Another native son of Alabama, William Levi Dawson of Anniston, ran away from home to study music full-time at the Tuskegee Institute (now University) under Booker T. Washington. Dawson started writing his first symphony in Chicago in the late 1920s and was invited to return to Tuskegee as faculty in 1930. He finished this symphonic masterpiece at Tuskegee, where he stayed as Director of Music for over 20 years. Dawson’s most prolific contributions to the musical canon are choral octavos – widely performed in churches today – which he composed while at Tuskegee as part of his tenure portfolio.
Largely based on Black spirituals translated much in the way Tchaikovsky and Dvorak had transformed folk music in their symphonies, Dawson’s Negro Folk Symphony received instant acclaim. It premiered in November 1934 by the Philadelphia Orchestra and its star conductor Leopold Stokowski, with three performances in Philadelphia, one at Carnegie Hall, and a national radio broadcast. Audiences broke into spontaneous applause and gave each performance a standing ovation.

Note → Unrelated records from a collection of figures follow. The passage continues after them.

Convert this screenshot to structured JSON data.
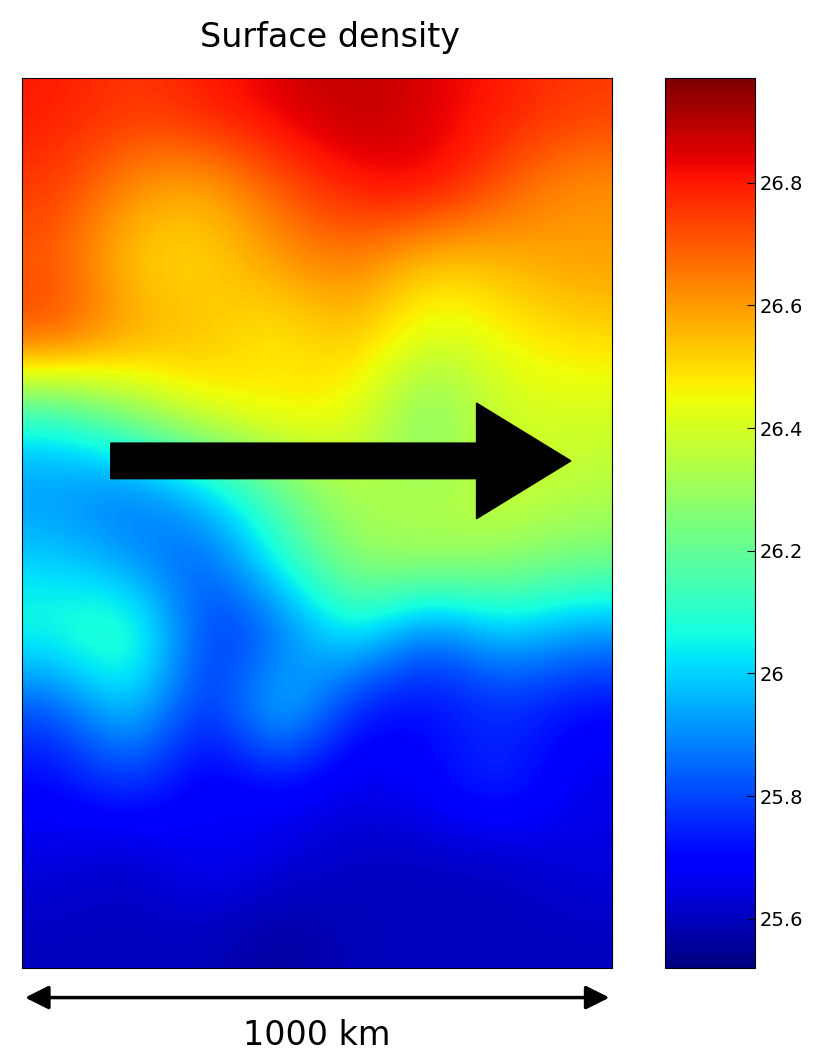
{
  "chart_data": {
    "type": "heatmap",
    "title": "Surface density",
    "cells": [
      [
        26.8,
        26.75,
        26.8,
        26.85,
        26.9,
        26.85,
        26.8,
        26.75
      ],
      [
        26.75,
        26.6,
        26.55,
        26.7,
        26.8,
        26.85,
        26.7,
        26.6
      ],
      [
        26.7,
        26.5,
        26.5,
        26.6,
        26.65,
        26.5,
        26.55,
        26.6
      ],
      [
        26.75,
        26.6,
        26.55,
        26.45,
        26.55,
        26.4,
        26.45,
        26.5
      ],
      [
        26.1,
        26.3,
        26.45,
        26.5,
        26.45,
        26.2,
        26.4,
        26.4
      ],
      [
        25.9,
        25.85,
        26.0,
        26.2,
        26.35,
        26.3,
        26.4,
        26.35
      ],
      [
        26.0,
        25.9,
        25.8,
        26.1,
        26.3,
        26.35,
        26.3,
        26.25
      ],
      [
        26.1,
        26.2,
        25.75,
        25.8,
        26.1,
        25.8,
        26.0,
        25.9
      ],
      [
        25.8,
        26.05,
        25.7,
        26.1,
        25.7,
        25.7,
        25.75,
        25.7
      ],
      [
        25.7,
        25.8,
        25.65,
        25.7,
        25.65,
        25.7,
        25.8,
        25.65
      ],
      [
        25.65,
        25.6,
        25.7,
        25.65,
        25.6,
        25.6,
        25.6,
        25.65
      ],
      [
        25.6,
        25.6,
        25.6,
        25.55,
        25.6,
        25.6,
        25.6,
        25.6
      ]
    ],
    "color_range": [
      25.52,
      26.97
    ],
    "color_ticks": [
      25.6,
      25.8,
      26,
      26.2,
      26.4,
      26.6,
      26.8
    ],
    "annotation": "1000 km",
    "tick_labels": false
  }
}
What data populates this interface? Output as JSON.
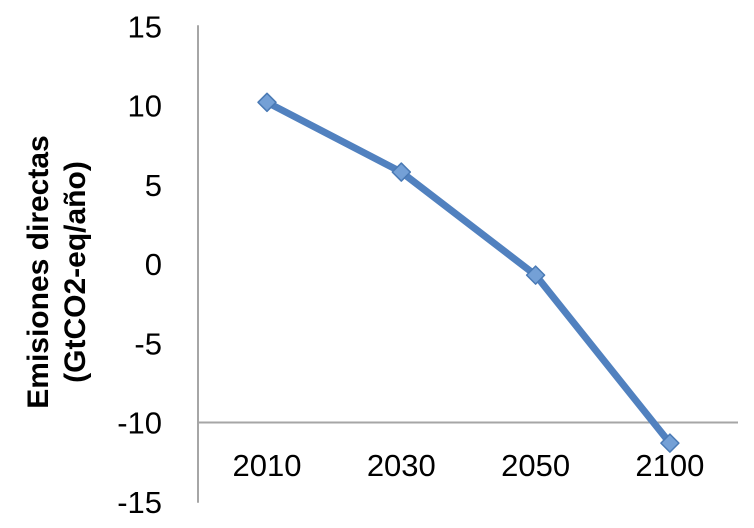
{
  "chart_data": {
    "type": "line",
    "title": "",
    "categories": [
      "2010",
      "2030",
      "2050",
      "2100"
    ],
    "series": [
      {
        "name": "Emisiones directas",
        "values": [
          10.2,
          5.8,
          -0.7,
          -11.3
        ]
      }
    ],
    "ylabel_line1": "Emisiones directas",
    "ylabel_line2": "(GtCO2-eq/año)",
    "yticks": [
      15,
      10,
      5,
      0,
      -5,
      -10,
      -15
    ],
    "ylim": [
      -15,
      15
    ],
    "x_axis_cross_value": -10,
    "grid": "off",
    "legend": "none",
    "line_color": "#5181bf",
    "marker_fill_color": "#74a0d6",
    "marker_edge_color": "#4a7ab5",
    "axis_color": "#a6a6a6",
    "text_color": "#000000"
  }
}
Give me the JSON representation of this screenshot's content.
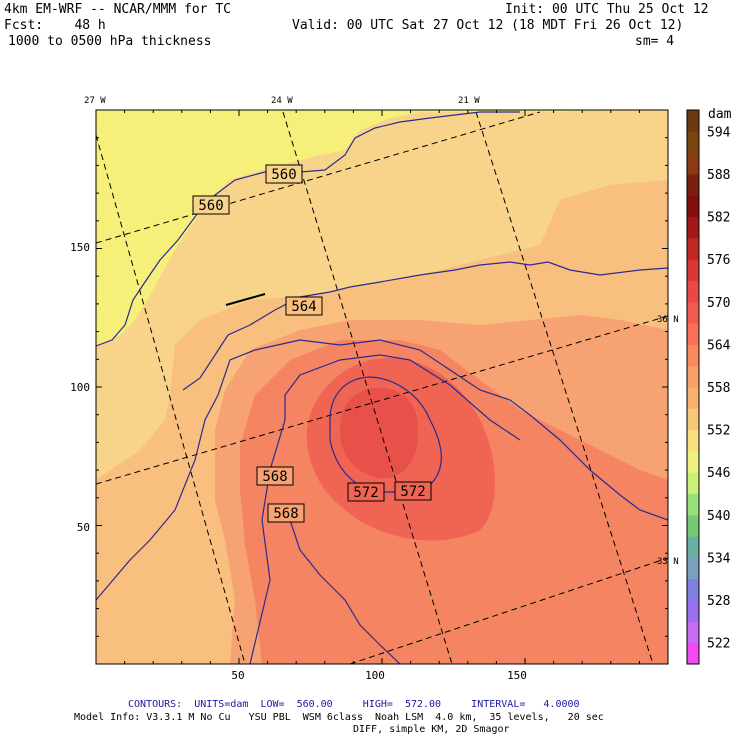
{
  "header": {
    "model": "4km EM-WRF -- NCAR/MMM for TC",
    "init": "Init: 00 UTC Thu 25 Oct 12",
    "fcst": "Fcst:    48 h",
    "valid": "Valid: 00 UTC Sat 27 Oct 12 (18 MDT Fri 26 Oct 12)",
    "field": "1000 to 0500 hPa thickness",
    "smooth": "sm= 4"
  },
  "footer": {
    "contours_label": "CONTOURS:  UNITS=dam  LOW=  560.00     HIGH=  572.00     INTERVAL=   4.0000",
    "model_info": "Model Info: V3.3.1 M No Cu   YSU PBL  WSM 6class  Noah LSM  4.0 km,  35 levels,   20 sec",
    "diff_info": "DIFF, simple KM, 2D Smagor"
  },
  "chart_data": {
    "type": "heatmap",
    "title": "1000 to 0500 hPa thickness",
    "units": "dam",
    "x_ticks": [
      50,
      100,
      150
    ],
    "y_ticks": [
      50,
      100,
      150
    ],
    "xlim": [
      0,
      200
    ],
    "ylim": [
      0,
      200
    ],
    "lon_labels": [
      "27 W",
      "24 W",
      "21 W"
    ],
    "lat_labels": [
      "36 N",
      "33 N"
    ],
    "contours": {
      "units": "dam",
      "low": 560.0,
      "high": 572.0,
      "interval": 4.0
    },
    "contour_labels": [
      "560",
      "560",
      "564",
      "568",
      "568",
      "572",
      "572"
    ],
    "colorbar": {
      "unit_label": "dam",
      "levels": [
        522,
        528,
        534,
        540,
        546,
        552,
        558,
        564,
        570,
        576,
        582,
        588,
        594
      ],
      "colors": [
        "#f04af0",
        "#c66df0",
        "#9a6ff0",
        "#8080e0",
        "#7aa0c0",
        "#6ab0a0",
        "#78c878",
        "#9ae07a",
        "#c8f07a",
        "#f0f080",
        "#f8e080",
        "#f8c87a",
        "#f8b070",
        "#f8a068",
        "#f88a60",
        "#f87058",
        "#f05a50",
        "#e84848",
        "#d83838",
        "#c02828",
        "#a01818",
        "#801010",
        "#7a2010",
        "#8a3a14",
        "#7a4410",
        "#6a3a10"
      ]
    },
    "fill_colors": {
      "t558": "#f6f07a",
      "t561": "#f8d48a",
      "t564": "#f8bf7e",
      "t567": "#f7a272",
      "t570": "#f48462",
      "t573": "#ef6452",
      "t575": "#e8504a"
    }
  }
}
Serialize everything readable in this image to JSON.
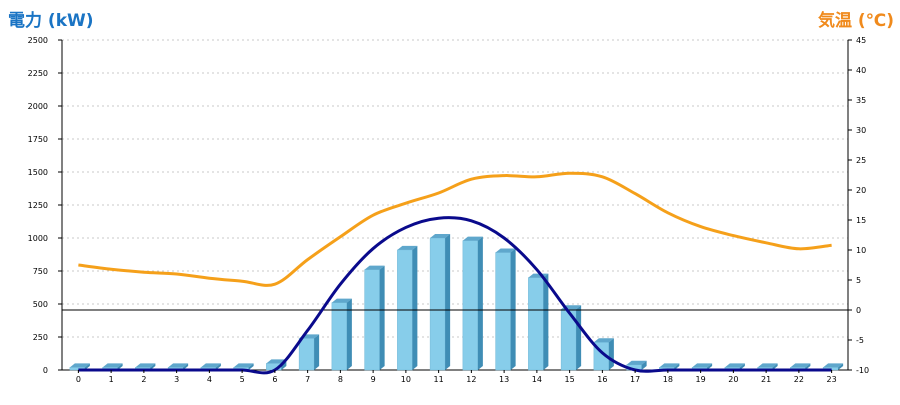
{
  "chart_data": {
    "type": "bar",
    "left_axis_title": "電力 (kW)",
    "right_axis_title": "気温 (℃)",
    "categories": [
      "0",
      "1",
      "2",
      "3",
      "4",
      "5",
      "6",
      "7",
      "8",
      "9",
      "10",
      "11",
      "12",
      "13",
      "14",
      "15",
      "16",
      "17",
      "18",
      "19",
      "20",
      "21",
      "22",
      "23"
    ],
    "y_left": {
      "min": 0,
      "max": 2500,
      "ticks": [
        0,
        250,
        500,
        750,
        1000,
        1250,
        1500,
        1750,
        2000,
        2250,
        2500
      ]
    },
    "y_right": {
      "min": -10,
      "max": 45,
      "ticks": [
        -10,
        -5,
        0,
        5,
        10,
        15,
        20,
        25,
        30,
        35,
        40,
        45
      ]
    },
    "grid": true,
    "series": [
      {
        "kind": "bar",
        "axis": "left",
        "color": "#87cdea",
        "values": [
          20,
          20,
          20,
          20,
          20,
          20,
          50,
          240,
          510,
          760,
          910,
          1000,
          980,
          890,
          700,
          460,
          210,
          40,
          20,
          20,
          20,
          20,
          20,
          20
        ]
      },
      {
        "kind": "line",
        "axis": "left",
        "color": "#0a0a8c",
        "values": [
          0,
          0,
          0,
          0,
          0,
          0,
          0,
          300,
          650,
          920,
          1080,
          1150,
          1130,
          1000,
          760,
          430,
          130,
          0,
          0,
          0,
          0,
          0,
          0,
          0
        ]
      },
      {
        "kind": "line",
        "axis": "right",
        "color": "#f5a01a",
        "values": [
          7.5,
          6.8,
          6.3,
          6.0,
          5.3,
          4.8,
          4.3,
          8.4,
          12.2,
          15.8,
          17.8,
          19.5,
          21.8,
          22.4,
          22.2,
          22.8,
          22.2,
          19.4,
          16.2,
          13.9,
          12.4,
          11.2,
          10.2,
          10.8
        ]
      }
    ],
    "colors": {
      "left_title": "#1a74c4",
      "right_title": "#f08a1c",
      "grid": "#c8c8c8",
      "axis": "#000000",
      "zero_line": "#000000"
    }
  }
}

In April 1935, the ASO (then the Birmingham Civic Symphony Orchestra) was the second orchestra to play the piece, and the first organization in the South to present this work to the public – a sensational success with Dawson himself in the audience. The newspaper reported that it was a “genuinely thrilling musical experience” for the “breathlessly attentive,” interracial audience of five thousand delighted listeners who gave the composer and orchestra an ovation.
The ASO has played the Negro Folk Symphony in recent years, and we are eager to bring Dawson’s music to the public again, highlight a historically and musically important composition, and make it part of our engaging recording.